Her countenence turned almost icey. "If you want to put it that way..." She obviously doesn't. "I wouldn't say it's disco. It's much more sophisticated than any disco I've every heard. If they play it in discos that's fine with me. Disco, to me, is an unintelligent song lyric with a droning beat— that's it. I have no great love for it. I have no great hate for it either," she adds as an afterthought, perhaps thinking of the thousands and thousands of records she's selling to people who hear 'I'm Every Woman' blaring out of speakers night after night in discos from Boston to San Diego.

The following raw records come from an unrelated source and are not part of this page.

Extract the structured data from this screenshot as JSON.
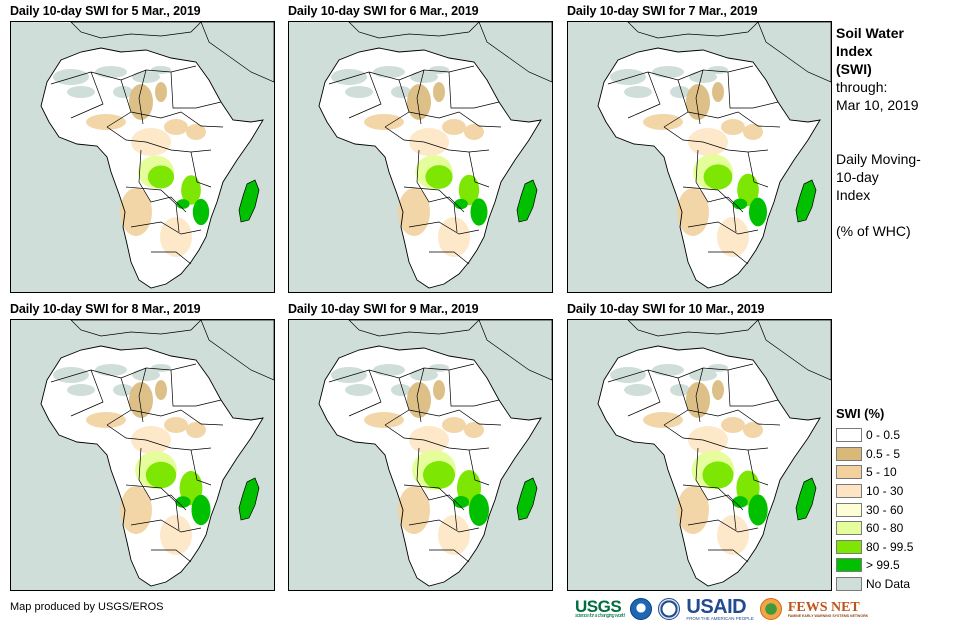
{
  "panels": [
    {
      "title": "Daily 10-day SWI for 5 Mar., 2019",
      "green_extent": 0.82
    },
    {
      "title": "Daily 10-day SWI for 6 Mar., 2019",
      "green_extent": 0.85
    },
    {
      "title": "Daily 10-day SWI for 7 Mar., 2019",
      "green_extent": 0.9
    },
    {
      "title": "Daily 10-day SWI for 8 Mar., 2019",
      "green_extent": 0.95
    },
    {
      "title": "Daily 10-day SWI for 9 Mar., 2019",
      "green_extent": 1.0
    },
    {
      "title": "Daily 10-day SWI for 10 Mar., 2019",
      "green_extent": 0.97
    }
  ],
  "info": {
    "title_line1": "Soil Water",
    "title_line2": "Index",
    "title_line3": "(SWI)",
    "through_label": "through:",
    "through_date": "Mar 10, 2019",
    "index_line1": "Daily Moving-",
    "index_line2": "10-day",
    "index_line3": "Index",
    "units": "(% of WHC)"
  },
  "legend": {
    "title": "SWI (%)",
    "items": [
      {
        "label": "0 - 0.5",
        "color": "#ffffff"
      },
      {
        "label": "0.5 - 5",
        "color": "#d9b97a"
      },
      {
        "label": "5 - 10",
        "color": "#f2d19f"
      },
      {
        "label": "10 - 30",
        "color": "#fde5c4"
      },
      {
        "label": "30 - 60",
        "color": "#fdfdd6"
      },
      {
        "label": "60 - 80",
        "color": "#e6fd9b"
      },
      {
        "label": "80 - 99.5",
        "color": "#7de602"
      },
      {
        "label": "> 99.5",
        "color": "#00c000"
      },
      {
        "label": "No Data",
        "color": "#cfded8"
      }
    ]
  },
  "colors": {
    "ocean": "#cfded8",
    "border": "#000000"
  },
  "credit": "Map produced by USGS/EROS",
  "logos": {
    "usgs": "USGS",
    "usgs_tagline": "science for a changing world",
    "noaa": "NOAA",
    "usaid": "USAID",
    "usaid_tagline": "FROM THE AMERICAN PEOPLE",
    "fews": "FEWS NET",
    "fews_tagline": "FAMINE EARLY WARNING SYSTEMS NETWORK"
  }
}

Nevertheless, Chaka wasn't going out disco-dancing herself, and, as you might guess from the list of musicians she and Mardin chose to back her— George Benson, Richard Tee, the Brecker Brothers, Dave Sanborn, Airto Moreira, Phil Upchurch— her great love in music is jazz. Predictably, her favorites include Ella Fitzgerald, Carmen MacRae, and Billie Holliday, as well as old buddy Lenny White, Oscar Brown Jr., Charlie Byrd, and Miles Davis. Not so predictably, Chaka also says she's a big booster of the new wave. "I love punk," she volunteered, almost out of nowhere. "I just love it. I think it's decadent. I love the Dead Kennedys; I like The Ramones and Mary Monday. I have a big collection at home."


Family, she told me, means everything to her. Even in her explanation of why she moved from ABC to Warner Brothers, the idea that Warners is more "family-like" than most companies, was a decisive factor. I remembered that may years later when Warners offered me a job after a horrible corporate experience at CBS, the ultimate dysfunctional, non-family company.


And there I was, two decades later, loving that Chaka would be on Reprise— and talking her into letting me put Love Me Still on a compilation album I putting together for the hit TV show, Party Of Five, along with the Bodeans, Joe Jackson, Rickie Lee Jones, Rusted Root, BT, Syd Straw, Stevie Nicks…


One of the last things I was working on before I left Reprise was a Joni Mitchell tribute album. Joni and Chaka were crazy about each other and Chaka, if I remember correctly, recorded Help Me, which came out many years later on a birthday celebration album when Joni turned 75.